Design, Modeling, and Analysis of Heave and Roll Decoupled Suspension Geometry for a Formula Student Prototype

This work aims to present the application of mode coupling to a Formula Student racing vehicle and propose a solution. The major modes of a vehicle are heave, pitch, roll, and warp. All these modes are highly coupled – which means changing suspension rates or geometry will affect all of them – while alleviating some and making others worse characteristics. Decoupling these modes, or at least some of them, would provide more control over suspension setup and more refined race car dynamics for a given layout of the racetrack. This could improve mechanical grip and yield significant performance improvements in closed-circuit racing.

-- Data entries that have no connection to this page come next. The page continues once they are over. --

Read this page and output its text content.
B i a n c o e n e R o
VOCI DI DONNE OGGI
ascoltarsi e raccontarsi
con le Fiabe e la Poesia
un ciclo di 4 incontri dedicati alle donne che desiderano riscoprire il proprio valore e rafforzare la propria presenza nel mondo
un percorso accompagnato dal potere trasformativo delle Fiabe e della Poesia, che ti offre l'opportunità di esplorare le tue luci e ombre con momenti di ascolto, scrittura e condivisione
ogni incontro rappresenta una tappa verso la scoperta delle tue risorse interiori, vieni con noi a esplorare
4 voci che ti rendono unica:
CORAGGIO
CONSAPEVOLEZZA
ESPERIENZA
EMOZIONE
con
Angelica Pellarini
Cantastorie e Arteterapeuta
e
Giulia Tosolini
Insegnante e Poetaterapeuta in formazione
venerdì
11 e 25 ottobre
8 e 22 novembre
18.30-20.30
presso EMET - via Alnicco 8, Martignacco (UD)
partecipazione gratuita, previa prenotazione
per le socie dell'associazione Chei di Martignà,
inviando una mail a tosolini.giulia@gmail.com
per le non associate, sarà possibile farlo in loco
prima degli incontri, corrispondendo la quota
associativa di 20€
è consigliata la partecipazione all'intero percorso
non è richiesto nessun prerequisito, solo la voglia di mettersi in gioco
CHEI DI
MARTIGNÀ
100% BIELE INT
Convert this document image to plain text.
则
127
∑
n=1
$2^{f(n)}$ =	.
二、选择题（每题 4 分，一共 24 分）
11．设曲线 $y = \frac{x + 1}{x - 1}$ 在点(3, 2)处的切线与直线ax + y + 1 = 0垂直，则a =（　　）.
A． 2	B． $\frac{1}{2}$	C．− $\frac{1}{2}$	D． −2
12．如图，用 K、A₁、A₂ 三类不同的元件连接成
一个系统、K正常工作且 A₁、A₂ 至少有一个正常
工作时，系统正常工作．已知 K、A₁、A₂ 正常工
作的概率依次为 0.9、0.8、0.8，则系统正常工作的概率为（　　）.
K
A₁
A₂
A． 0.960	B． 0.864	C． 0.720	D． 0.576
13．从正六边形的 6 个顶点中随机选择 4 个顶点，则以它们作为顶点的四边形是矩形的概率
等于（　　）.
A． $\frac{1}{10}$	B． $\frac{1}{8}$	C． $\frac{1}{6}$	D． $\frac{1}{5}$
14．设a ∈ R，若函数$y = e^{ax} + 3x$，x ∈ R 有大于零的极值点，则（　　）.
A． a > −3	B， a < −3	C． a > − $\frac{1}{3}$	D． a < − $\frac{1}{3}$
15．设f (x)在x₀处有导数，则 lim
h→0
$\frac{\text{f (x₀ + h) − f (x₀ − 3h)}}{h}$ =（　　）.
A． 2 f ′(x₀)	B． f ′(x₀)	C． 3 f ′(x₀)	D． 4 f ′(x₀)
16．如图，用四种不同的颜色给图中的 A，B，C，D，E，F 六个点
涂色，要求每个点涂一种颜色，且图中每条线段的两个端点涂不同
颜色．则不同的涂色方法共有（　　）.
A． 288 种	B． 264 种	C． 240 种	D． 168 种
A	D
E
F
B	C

If exploited well, this approach could also assist in the operation of the vehicle at an optimal kinematic state of the suspension systems, to gain the best wheel orientations and maximize grip from the tires under the high lateral accelerations and varied excitations seen on a typical road course. Previous strategies used by other researchers to achieve similar goals are reviewed as part of this work. Some common topologies to achieve the same results are summarized, and conventional suspensions without decoupling are compared and contrasted. Ultimately, this work focuses on the heave and roll decoupling mechanisms for conventional passive suspensions, rather than full active mode decoupling, to recognize the practical constraints of time and cost that are faced by Formula Student teams.